Ruth Edens - Lebanon Coming to Lebanon has been about rebirth. Not only in my own life, but also in my new host country. This piece from my application to Global Ministries is the place where I began.
Coming to Lebanon has been about rebirth. Not only in my own life, but also in my new host country. This piece from my application to Global Ministries is the place where I began:
In this past year I have had rich experiences in my church and school, which have encouraged my spiritual and religious exploration. With the completion of my college experience I am in a time of transition from my student identity to a vocational identity – defining and pursing a calling.
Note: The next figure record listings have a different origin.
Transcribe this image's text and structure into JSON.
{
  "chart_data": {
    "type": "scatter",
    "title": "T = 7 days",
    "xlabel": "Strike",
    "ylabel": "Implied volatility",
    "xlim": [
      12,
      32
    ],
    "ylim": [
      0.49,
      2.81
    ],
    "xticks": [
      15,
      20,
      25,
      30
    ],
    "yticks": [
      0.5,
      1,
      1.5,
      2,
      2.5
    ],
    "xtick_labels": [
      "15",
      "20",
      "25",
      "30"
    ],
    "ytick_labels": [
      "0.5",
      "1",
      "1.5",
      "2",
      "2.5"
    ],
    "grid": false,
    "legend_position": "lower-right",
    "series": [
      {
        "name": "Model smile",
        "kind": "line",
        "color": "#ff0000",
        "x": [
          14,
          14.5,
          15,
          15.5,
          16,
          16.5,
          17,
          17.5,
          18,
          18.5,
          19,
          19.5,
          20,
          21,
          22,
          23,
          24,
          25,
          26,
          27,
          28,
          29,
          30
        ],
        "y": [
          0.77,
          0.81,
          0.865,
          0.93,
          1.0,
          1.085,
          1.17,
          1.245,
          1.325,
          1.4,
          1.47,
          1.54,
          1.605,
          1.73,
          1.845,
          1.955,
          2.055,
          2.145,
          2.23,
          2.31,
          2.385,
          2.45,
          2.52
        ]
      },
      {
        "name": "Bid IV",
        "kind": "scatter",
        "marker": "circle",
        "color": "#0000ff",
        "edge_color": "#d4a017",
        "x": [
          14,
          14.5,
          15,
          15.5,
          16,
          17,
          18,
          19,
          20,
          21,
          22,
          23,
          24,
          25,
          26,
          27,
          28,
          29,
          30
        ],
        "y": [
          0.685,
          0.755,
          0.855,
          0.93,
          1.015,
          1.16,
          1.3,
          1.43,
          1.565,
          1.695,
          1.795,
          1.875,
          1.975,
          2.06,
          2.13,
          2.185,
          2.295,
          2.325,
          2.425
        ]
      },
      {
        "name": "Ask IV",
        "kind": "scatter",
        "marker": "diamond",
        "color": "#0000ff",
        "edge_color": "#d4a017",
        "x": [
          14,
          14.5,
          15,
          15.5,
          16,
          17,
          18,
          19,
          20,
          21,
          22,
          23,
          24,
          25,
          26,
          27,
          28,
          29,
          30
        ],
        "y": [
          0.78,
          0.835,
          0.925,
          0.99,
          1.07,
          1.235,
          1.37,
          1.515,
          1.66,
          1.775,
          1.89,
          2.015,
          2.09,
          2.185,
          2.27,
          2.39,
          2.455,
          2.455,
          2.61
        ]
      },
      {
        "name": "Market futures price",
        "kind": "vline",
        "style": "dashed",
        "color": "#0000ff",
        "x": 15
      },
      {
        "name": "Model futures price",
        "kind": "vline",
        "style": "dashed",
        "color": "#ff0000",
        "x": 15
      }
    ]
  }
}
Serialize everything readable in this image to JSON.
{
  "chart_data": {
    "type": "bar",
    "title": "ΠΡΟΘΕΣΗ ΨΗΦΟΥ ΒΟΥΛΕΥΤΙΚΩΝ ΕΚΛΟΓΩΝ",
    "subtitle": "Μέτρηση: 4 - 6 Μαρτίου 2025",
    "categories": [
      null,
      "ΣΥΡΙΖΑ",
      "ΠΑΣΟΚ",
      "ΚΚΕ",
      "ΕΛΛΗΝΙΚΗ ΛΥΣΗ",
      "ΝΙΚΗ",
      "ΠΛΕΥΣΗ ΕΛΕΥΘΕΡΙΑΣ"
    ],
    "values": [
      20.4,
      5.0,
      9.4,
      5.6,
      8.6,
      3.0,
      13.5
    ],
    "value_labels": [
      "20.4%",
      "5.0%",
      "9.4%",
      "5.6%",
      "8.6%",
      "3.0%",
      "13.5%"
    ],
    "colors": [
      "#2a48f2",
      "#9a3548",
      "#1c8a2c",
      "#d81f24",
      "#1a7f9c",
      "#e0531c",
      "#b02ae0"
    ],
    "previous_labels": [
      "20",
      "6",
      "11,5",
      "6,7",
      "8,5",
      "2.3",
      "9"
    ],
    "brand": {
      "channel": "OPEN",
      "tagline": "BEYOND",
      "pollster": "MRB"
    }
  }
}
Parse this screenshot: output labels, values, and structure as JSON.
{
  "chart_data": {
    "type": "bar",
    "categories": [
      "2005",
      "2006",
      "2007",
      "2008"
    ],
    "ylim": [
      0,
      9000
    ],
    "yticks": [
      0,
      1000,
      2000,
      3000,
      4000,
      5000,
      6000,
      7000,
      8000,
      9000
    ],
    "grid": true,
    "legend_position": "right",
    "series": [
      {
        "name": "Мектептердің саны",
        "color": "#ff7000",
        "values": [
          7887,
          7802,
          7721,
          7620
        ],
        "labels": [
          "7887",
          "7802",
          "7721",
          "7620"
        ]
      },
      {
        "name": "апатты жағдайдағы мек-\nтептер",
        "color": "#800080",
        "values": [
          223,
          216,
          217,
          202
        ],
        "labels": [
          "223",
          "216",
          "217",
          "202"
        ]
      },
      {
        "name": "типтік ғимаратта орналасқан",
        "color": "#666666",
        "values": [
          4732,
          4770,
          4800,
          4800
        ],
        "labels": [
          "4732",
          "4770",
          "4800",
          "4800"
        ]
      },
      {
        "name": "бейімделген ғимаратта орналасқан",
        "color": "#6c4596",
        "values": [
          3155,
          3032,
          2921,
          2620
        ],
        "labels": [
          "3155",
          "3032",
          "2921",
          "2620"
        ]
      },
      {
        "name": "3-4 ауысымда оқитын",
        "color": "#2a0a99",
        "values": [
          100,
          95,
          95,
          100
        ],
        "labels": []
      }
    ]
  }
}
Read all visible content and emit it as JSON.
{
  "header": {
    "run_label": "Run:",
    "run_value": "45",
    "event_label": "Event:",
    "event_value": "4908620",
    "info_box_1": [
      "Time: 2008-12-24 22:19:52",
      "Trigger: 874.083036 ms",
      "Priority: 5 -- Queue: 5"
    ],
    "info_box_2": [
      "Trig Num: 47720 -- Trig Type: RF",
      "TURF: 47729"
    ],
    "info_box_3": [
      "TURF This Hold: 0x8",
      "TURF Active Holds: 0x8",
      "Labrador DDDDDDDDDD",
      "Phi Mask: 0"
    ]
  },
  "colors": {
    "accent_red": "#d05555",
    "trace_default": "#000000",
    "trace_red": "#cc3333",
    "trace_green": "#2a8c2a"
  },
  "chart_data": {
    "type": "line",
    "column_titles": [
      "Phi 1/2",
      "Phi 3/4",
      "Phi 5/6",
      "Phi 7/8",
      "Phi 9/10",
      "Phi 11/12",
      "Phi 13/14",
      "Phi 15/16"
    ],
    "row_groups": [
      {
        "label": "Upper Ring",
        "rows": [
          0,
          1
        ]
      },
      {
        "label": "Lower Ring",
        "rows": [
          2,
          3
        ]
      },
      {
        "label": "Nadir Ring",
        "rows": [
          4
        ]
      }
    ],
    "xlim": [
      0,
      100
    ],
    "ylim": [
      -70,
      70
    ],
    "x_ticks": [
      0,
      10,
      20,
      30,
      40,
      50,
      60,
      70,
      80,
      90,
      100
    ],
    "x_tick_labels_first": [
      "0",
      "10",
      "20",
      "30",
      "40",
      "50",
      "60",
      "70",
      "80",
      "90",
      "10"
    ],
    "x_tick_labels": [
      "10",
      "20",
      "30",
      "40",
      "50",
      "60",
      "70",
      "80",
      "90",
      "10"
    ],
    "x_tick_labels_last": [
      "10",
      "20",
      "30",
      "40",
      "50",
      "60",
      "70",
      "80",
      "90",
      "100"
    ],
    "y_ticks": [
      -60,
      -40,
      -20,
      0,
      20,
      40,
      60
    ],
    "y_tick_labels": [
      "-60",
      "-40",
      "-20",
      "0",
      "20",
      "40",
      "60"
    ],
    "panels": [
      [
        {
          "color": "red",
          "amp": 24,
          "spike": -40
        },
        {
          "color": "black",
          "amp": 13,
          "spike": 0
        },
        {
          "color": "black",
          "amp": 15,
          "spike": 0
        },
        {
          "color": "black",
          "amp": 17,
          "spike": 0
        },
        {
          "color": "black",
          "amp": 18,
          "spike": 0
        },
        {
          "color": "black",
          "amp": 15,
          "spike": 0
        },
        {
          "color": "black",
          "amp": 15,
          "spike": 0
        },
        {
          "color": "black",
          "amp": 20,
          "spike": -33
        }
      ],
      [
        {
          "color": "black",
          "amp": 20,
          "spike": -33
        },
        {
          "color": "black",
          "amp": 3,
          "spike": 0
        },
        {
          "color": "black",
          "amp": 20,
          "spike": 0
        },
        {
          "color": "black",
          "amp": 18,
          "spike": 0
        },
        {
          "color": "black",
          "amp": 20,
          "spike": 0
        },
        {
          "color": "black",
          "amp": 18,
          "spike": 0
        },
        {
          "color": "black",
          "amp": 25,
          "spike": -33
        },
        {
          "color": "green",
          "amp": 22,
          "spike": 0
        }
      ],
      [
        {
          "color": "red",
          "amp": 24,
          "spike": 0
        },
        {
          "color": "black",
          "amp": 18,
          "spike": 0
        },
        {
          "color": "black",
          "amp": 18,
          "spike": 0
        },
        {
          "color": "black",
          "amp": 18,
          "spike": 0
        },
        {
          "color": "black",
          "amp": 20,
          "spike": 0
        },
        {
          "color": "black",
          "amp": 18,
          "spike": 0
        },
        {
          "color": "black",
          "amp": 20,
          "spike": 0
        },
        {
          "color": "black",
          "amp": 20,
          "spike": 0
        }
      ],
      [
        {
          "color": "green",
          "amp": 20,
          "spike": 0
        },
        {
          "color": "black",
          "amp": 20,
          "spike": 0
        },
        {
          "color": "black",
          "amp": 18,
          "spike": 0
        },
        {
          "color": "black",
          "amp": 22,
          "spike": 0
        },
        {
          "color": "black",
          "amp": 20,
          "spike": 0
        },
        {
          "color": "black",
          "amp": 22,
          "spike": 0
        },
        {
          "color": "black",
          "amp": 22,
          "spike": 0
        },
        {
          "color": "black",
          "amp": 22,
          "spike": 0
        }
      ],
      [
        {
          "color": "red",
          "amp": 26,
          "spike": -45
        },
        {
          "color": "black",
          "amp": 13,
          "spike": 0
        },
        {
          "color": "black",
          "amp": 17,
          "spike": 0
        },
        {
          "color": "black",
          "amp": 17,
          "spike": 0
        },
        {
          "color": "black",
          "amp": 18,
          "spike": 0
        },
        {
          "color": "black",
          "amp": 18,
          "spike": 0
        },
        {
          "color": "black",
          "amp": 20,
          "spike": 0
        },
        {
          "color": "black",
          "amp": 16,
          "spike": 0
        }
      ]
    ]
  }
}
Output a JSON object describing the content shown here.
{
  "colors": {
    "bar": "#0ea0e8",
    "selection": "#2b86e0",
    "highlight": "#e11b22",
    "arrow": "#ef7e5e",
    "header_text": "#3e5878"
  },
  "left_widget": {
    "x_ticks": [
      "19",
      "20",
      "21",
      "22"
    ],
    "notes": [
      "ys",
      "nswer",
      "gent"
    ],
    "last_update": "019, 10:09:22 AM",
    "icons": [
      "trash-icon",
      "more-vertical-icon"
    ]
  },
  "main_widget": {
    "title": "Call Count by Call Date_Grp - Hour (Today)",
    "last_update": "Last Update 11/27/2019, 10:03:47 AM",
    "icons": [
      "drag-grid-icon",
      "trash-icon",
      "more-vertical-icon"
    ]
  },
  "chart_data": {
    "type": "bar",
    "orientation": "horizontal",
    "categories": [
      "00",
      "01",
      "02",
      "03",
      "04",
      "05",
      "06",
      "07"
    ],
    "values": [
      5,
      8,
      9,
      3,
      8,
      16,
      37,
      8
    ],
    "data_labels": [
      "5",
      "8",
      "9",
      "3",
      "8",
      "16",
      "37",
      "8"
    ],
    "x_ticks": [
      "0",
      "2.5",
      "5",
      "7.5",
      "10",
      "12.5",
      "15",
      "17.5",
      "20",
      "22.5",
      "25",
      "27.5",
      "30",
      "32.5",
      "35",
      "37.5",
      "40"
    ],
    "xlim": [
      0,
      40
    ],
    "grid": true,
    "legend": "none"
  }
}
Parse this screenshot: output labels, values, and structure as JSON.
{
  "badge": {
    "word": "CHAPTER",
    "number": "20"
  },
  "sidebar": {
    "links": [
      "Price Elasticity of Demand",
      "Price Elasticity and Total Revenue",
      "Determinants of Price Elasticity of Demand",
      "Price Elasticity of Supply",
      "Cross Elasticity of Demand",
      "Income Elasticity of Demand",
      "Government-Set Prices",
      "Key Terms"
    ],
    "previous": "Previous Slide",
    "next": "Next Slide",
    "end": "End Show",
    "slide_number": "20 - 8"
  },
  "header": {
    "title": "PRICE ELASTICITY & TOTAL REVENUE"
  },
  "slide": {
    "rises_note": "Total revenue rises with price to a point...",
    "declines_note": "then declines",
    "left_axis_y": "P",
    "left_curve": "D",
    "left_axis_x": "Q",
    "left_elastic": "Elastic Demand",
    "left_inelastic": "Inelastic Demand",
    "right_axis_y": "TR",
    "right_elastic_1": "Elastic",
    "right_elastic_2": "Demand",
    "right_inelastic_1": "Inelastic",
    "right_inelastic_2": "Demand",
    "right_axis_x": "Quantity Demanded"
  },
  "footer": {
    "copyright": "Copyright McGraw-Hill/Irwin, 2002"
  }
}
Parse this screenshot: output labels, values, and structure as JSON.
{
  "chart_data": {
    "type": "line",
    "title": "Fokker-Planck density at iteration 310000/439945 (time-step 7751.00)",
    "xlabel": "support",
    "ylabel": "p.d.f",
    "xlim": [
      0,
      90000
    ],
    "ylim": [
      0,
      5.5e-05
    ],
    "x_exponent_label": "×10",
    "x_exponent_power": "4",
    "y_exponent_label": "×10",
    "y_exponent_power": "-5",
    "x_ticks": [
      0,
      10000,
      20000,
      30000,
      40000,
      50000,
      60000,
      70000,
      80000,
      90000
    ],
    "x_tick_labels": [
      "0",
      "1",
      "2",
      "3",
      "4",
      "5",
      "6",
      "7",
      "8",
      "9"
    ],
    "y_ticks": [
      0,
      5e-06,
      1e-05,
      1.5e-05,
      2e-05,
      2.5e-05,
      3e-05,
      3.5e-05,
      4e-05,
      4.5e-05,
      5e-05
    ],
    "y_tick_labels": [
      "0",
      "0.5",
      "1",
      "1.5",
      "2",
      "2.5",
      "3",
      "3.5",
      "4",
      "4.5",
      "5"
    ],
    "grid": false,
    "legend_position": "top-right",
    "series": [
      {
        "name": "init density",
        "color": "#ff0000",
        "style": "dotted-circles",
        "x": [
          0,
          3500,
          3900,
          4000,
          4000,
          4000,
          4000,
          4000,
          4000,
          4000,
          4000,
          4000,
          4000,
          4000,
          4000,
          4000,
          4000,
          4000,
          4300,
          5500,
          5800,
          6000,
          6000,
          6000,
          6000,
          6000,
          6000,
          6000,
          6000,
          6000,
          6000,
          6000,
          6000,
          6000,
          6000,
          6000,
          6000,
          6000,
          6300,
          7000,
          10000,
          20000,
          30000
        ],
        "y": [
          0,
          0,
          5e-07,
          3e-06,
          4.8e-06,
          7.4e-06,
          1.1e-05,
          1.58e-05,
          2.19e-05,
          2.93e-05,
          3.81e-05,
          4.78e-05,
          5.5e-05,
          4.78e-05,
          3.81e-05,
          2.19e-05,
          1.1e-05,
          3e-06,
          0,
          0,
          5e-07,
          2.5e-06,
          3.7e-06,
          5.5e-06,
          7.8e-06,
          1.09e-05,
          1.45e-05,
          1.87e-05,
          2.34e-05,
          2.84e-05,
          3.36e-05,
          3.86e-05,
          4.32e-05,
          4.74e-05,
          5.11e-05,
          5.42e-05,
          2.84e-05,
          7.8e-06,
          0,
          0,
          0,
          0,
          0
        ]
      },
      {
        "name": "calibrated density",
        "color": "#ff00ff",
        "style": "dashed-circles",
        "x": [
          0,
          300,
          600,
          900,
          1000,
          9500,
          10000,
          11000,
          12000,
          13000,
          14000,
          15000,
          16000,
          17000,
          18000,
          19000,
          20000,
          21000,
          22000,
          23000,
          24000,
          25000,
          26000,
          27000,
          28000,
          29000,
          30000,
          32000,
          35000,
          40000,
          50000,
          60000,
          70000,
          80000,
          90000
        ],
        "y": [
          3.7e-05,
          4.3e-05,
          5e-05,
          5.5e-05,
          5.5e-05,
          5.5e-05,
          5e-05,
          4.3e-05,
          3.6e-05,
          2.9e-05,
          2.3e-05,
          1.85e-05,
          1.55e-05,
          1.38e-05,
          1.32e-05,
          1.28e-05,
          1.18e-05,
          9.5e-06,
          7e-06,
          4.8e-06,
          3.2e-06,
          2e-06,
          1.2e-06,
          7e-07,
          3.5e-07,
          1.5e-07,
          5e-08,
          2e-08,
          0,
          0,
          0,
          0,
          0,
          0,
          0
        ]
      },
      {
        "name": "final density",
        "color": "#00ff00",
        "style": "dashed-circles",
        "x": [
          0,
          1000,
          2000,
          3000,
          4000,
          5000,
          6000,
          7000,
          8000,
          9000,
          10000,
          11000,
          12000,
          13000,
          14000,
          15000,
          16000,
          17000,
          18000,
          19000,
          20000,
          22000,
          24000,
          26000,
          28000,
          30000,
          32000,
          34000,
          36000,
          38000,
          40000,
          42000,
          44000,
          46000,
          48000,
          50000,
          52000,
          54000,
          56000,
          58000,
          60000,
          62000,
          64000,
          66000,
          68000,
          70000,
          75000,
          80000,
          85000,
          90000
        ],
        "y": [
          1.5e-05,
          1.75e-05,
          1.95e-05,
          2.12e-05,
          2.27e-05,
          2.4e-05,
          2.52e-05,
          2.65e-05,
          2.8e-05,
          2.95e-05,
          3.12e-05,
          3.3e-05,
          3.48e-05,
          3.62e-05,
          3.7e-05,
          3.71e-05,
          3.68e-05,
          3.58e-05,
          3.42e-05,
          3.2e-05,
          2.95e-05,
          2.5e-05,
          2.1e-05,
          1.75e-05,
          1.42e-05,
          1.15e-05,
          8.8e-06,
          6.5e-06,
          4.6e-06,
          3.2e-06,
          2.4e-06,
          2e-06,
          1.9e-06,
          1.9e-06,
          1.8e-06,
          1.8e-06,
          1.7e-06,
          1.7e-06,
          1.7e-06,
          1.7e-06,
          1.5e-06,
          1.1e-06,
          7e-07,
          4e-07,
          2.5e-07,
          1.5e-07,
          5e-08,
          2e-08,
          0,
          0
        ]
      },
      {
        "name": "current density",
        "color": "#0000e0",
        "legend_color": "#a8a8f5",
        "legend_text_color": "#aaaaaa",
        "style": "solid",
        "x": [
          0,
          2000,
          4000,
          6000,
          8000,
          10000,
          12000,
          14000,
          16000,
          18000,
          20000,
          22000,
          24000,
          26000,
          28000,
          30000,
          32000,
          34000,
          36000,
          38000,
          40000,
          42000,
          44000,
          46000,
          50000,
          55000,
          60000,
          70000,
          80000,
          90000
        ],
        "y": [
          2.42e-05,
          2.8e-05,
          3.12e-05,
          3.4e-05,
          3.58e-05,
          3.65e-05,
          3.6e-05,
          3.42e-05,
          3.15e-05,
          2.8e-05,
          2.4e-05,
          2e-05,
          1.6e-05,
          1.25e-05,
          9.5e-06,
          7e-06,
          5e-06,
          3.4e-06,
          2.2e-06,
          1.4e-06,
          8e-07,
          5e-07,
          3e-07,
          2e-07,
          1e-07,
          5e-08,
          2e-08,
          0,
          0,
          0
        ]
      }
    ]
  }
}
I have spent 16 years of my life identifying as a student. I feared everything – the pattern of my days, the easy friendships of school -- would just end after school was over. But I realized that my trust was growing in God's calling of me. Instead of believing that after graduation day the known world would fall apart around me, I know God had and still has a purpose for me.
Reading this a few months later, I am reminded of where I came from. I arrived in Lebanon a young woman out of college, curious about a new world, fearful of what was to come, and honestly fearful of what God might be calling me to do. Some of this is still true. I am still discovering my vocational identity, the new pattern of my days and how to build friendships in a new culture.
Lebanon, in a way, is also being reborn. Clearly I do not share in Lebanon's past. However, Lebanon is learning the meaning of sovereignty, creating relationships amongst its own people and with its neighbors, and discovering the responsibilities that come with rebuilding including environmental and economic responsibilities.
Tim Rose, a missionary with the United Church of Christ who also served in Lebanon, came to visit last week. He commented on how much of the city had been rebuilt. Many new restaurants and cafes have popped up since he was last here. Lebanon is being reborn physically through the reconstruction of old buildings. Its architecture, a mixture of West and East reflects its mixed culture.
I am also being reborn. I am exploring my vocation and my status as an adult for the first time. I am dealing with the "adult" responsibilities. The simple acts of turning on the hot water heater, negotiating prices, hailing a cab to get to my internship are all new responsibilities, tasks that I have to do.
I am trying to negotiate this culture. I am trying to learn how to be a westerner in the Middle East. This is not something I can overlook; I am a young American woman in the Middle East --in Beirut where East meets West. I am learning this balancing act: keeping one foot at home and one foot here. I still have not made the full transition. Something that has struck me in this adventure is that we learn more about ourselves when planted in a new environment. My social norms, my faith, the old patterns of my life have all been challenged at one point or another, and I am learning to negotiate these challengeson my own. Just as Lebanon is learning on its own how to be a heady mixture of East and West and still be at peace.
Ruth Edens serves as a Global Mission Intern appointed by the Common Global Ministries Board of the Christian Church (Disciples of Christ) and the United Church of Christ. She serves as program staff of the Forum for Development Culture and Dialogue based in Beirut, Lebanon.